Wednesday, February 23, 2011

Better Rice Krispie Treats

Taken from Cara's Cravings

3 cups (1 ½ 11-12oz bags) butterscotch chips
1 1/2 cups creamy peanut butter
12 cups (1 12oz box) crisp rice cereal
4 cups (2 11-12oz bags) semi-sweet chocolate chips
½ cup butter, cubed
2 cups confectioners’ sugar
4 Tbs water

Line the bottom of a 9x13” pan with parchment paper and spray the sides of the pan with nonstick cooking spray (tip: use nonstick cooking spray to help the parchment paper stick to the pan – seems to go against the name of the product, but it works.)

In a large saucepan over medium-low heat, melt the butterscotch chips and peanut butter, stirring.
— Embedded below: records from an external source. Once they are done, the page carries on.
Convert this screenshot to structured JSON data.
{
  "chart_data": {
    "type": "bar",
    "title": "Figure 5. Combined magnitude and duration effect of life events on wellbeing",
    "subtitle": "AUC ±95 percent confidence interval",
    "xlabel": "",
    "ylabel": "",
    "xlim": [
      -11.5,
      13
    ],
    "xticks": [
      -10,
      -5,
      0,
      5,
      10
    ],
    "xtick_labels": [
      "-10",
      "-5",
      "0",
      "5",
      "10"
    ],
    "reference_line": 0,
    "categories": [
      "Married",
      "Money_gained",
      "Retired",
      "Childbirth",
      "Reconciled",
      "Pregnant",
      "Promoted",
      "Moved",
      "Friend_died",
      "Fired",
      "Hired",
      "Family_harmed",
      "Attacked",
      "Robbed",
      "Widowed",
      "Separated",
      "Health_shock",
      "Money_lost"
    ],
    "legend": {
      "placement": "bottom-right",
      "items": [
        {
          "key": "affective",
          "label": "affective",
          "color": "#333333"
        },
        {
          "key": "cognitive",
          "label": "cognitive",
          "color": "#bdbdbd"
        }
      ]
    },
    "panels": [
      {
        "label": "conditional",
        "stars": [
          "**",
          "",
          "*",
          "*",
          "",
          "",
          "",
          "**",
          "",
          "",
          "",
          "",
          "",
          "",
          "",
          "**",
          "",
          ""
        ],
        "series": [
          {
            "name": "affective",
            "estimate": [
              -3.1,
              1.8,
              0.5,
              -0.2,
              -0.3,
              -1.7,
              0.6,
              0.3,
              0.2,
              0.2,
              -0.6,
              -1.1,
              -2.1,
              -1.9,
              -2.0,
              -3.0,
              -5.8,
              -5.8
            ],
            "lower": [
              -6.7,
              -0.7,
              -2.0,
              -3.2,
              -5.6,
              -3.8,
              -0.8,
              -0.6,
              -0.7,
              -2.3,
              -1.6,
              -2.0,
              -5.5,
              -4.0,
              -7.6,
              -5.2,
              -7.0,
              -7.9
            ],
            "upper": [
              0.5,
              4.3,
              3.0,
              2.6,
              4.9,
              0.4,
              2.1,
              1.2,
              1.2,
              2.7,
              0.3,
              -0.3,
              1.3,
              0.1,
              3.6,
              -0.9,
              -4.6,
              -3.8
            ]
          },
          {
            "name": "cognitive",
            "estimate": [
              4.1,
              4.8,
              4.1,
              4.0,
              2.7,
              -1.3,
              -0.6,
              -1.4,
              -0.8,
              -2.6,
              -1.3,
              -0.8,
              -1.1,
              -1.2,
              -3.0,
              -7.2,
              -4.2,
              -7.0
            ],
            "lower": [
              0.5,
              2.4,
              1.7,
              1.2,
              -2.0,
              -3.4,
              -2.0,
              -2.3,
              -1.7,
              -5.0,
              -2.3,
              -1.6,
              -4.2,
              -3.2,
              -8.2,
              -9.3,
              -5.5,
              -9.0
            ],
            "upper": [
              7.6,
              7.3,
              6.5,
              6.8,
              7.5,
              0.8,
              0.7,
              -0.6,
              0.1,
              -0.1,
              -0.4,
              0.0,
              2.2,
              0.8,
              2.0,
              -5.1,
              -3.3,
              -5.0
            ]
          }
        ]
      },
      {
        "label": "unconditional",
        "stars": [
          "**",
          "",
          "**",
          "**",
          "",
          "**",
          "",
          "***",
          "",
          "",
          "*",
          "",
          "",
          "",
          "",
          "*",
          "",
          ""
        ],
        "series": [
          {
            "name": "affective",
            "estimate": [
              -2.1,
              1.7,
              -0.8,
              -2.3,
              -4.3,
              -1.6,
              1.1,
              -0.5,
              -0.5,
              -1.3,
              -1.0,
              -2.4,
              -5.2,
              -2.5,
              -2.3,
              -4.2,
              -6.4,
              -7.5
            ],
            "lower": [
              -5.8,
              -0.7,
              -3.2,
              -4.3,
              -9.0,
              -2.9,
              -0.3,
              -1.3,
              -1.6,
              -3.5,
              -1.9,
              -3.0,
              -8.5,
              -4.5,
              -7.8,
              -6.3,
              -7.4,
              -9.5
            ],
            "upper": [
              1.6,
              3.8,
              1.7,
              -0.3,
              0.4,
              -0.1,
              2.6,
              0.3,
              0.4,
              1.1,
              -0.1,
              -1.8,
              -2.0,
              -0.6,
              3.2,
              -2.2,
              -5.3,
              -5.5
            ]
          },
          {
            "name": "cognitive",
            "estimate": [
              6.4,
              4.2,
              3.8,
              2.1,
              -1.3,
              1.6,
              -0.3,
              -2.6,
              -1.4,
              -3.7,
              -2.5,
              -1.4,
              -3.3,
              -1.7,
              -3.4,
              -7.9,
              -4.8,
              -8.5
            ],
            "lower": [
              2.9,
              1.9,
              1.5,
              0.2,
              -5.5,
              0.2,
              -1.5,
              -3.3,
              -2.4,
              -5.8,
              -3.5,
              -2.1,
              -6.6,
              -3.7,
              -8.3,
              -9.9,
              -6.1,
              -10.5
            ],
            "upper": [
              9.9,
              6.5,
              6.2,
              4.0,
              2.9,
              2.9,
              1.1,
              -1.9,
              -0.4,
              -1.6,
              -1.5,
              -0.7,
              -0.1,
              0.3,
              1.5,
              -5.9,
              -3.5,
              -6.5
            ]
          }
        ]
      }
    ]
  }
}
When smooth, remove from heat and add the crisp rice cereal. Stir to coat. Place half of the cereal mixture into the pan and pat down evenly. Place in the refrigerator to let it firm up a bit while preparing the chocolate.

Place the chocolate chips and butter in a microwave safe bowl. Melt together in the microwave over medium-low heat, stirring every 60-90 seconds, until smooth. Mix in the powdered sugar and water.

Spread the chocolate evenly over the cereal layer in the pan, then gently pat the remaining cereal mixture evenly on top. Refrigerate for at least two hours, then cut into squares with a sharp knife.